Defining the prime minister’s roleSince direct presidential elections were introduced in 1987, candidates have promised to mitigate centralized executive power. Moon Jae-in, the candidate of the main opposition Democratic United Party, vowed that if he becomes president, he would exercise power strictly within the constitutional and legal jurisdiction and enhance the role of the prime minister to even out executive authority and obligation. Ahn Dae-hee, head of the Saenuri Party’s special committee on political reforms, said the ruling party is working on a proposal to similarly redefine the prime minister’s role and authority. In addition, the two major parties have floated the idea of formally empowering the head of the cabinet.
In the past, promises to enhance the role of the prime minister failed to go beyond the campaign trail. Candidates’ pledges to share executive power went out the window once they were seated in the presidential office.
Moon may have a political motive behind his power-sharing proposal - to draw formidable liberal rival Ahn Cheol-soo into his camp. Moon may have been emboldened by his rising approval rating and is hoping for a graceful concession from Ahn. In return for the software mogul-turned-professor stepping aside and the myriad young voters who would then move to Moon, the DUP candidate is assuring Ahn a share of authority and influence. What ruling party candidate Park Geun-hye fears most is a political marriage between Moon and Ahn. It is why Park’s camp campaigned hard to block a coalition and has not given up courting Ahn.

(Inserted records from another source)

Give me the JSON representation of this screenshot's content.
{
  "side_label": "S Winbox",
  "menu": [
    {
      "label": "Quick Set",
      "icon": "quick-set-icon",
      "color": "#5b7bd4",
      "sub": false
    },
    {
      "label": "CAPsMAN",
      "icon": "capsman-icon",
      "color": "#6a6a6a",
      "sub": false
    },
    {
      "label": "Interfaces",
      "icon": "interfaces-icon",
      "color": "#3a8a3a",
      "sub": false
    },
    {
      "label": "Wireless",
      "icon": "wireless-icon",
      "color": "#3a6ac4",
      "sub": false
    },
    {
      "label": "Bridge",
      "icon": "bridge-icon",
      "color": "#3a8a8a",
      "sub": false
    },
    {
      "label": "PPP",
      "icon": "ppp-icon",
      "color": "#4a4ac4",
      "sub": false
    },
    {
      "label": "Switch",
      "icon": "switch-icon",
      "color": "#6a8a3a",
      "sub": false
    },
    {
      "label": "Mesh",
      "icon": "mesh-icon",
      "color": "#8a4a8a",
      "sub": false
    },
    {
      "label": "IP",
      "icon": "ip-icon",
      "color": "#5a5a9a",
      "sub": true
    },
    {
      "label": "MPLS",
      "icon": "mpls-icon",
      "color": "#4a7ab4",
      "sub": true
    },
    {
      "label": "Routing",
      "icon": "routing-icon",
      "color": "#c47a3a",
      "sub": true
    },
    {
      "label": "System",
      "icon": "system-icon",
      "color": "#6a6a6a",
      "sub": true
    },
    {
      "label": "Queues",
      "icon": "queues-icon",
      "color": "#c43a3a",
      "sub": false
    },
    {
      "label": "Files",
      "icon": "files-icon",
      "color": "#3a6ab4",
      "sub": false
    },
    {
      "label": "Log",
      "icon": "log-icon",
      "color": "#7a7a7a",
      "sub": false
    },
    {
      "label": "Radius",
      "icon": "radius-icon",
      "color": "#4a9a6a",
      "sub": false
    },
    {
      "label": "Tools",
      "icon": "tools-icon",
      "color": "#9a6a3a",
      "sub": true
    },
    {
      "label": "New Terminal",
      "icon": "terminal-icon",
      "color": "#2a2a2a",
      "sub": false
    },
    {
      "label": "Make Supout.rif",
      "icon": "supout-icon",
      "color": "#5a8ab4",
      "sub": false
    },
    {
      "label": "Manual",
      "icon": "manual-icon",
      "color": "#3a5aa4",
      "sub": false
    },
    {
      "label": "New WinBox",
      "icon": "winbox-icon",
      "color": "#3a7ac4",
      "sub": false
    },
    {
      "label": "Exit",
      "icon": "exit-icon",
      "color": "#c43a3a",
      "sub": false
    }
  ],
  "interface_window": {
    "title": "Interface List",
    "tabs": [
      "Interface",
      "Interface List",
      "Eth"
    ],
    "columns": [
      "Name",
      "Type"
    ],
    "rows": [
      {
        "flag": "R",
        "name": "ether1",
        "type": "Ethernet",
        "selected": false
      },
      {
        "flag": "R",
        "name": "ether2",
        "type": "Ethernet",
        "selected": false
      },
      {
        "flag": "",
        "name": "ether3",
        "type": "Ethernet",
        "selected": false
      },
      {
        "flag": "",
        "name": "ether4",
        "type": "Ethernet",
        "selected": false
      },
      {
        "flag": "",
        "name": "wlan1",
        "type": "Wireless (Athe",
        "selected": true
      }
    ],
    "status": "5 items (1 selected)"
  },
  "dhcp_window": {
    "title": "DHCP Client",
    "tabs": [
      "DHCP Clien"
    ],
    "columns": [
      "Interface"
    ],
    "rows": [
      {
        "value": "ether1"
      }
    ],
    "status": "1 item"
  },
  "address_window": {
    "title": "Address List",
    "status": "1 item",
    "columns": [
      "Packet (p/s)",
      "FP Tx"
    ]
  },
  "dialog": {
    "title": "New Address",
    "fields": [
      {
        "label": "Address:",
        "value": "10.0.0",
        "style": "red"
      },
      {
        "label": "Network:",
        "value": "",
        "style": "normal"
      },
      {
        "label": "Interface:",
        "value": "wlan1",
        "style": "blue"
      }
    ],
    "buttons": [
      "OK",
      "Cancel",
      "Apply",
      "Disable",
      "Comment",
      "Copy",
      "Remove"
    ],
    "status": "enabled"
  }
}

But marriages of convenience in the political world often go badly. In the 1997 presidential election, dissident candidate Kim Dae-jung joined hands with political adversary Kim Jong-pil with the promise of power sharing. But in less than two years, the coalition fell apart, sending politics and the government into disarray. President Roh Moo-hyun strengthened the role of Prime Minister Lee Hae-chan, but the latter remained legally at the mercy of the president. He had greater say as head of the cabinet only because the president, not the law, allowed it.
If they are serious about enhancing the role of the prime minister, the legislature must revise the law. The law should specify as a constitutional right the prime minister’s authority regarding cabinet appointments by placing the central appointment committee that reviews and recommends appointments of senior officials under the prime minister’s office.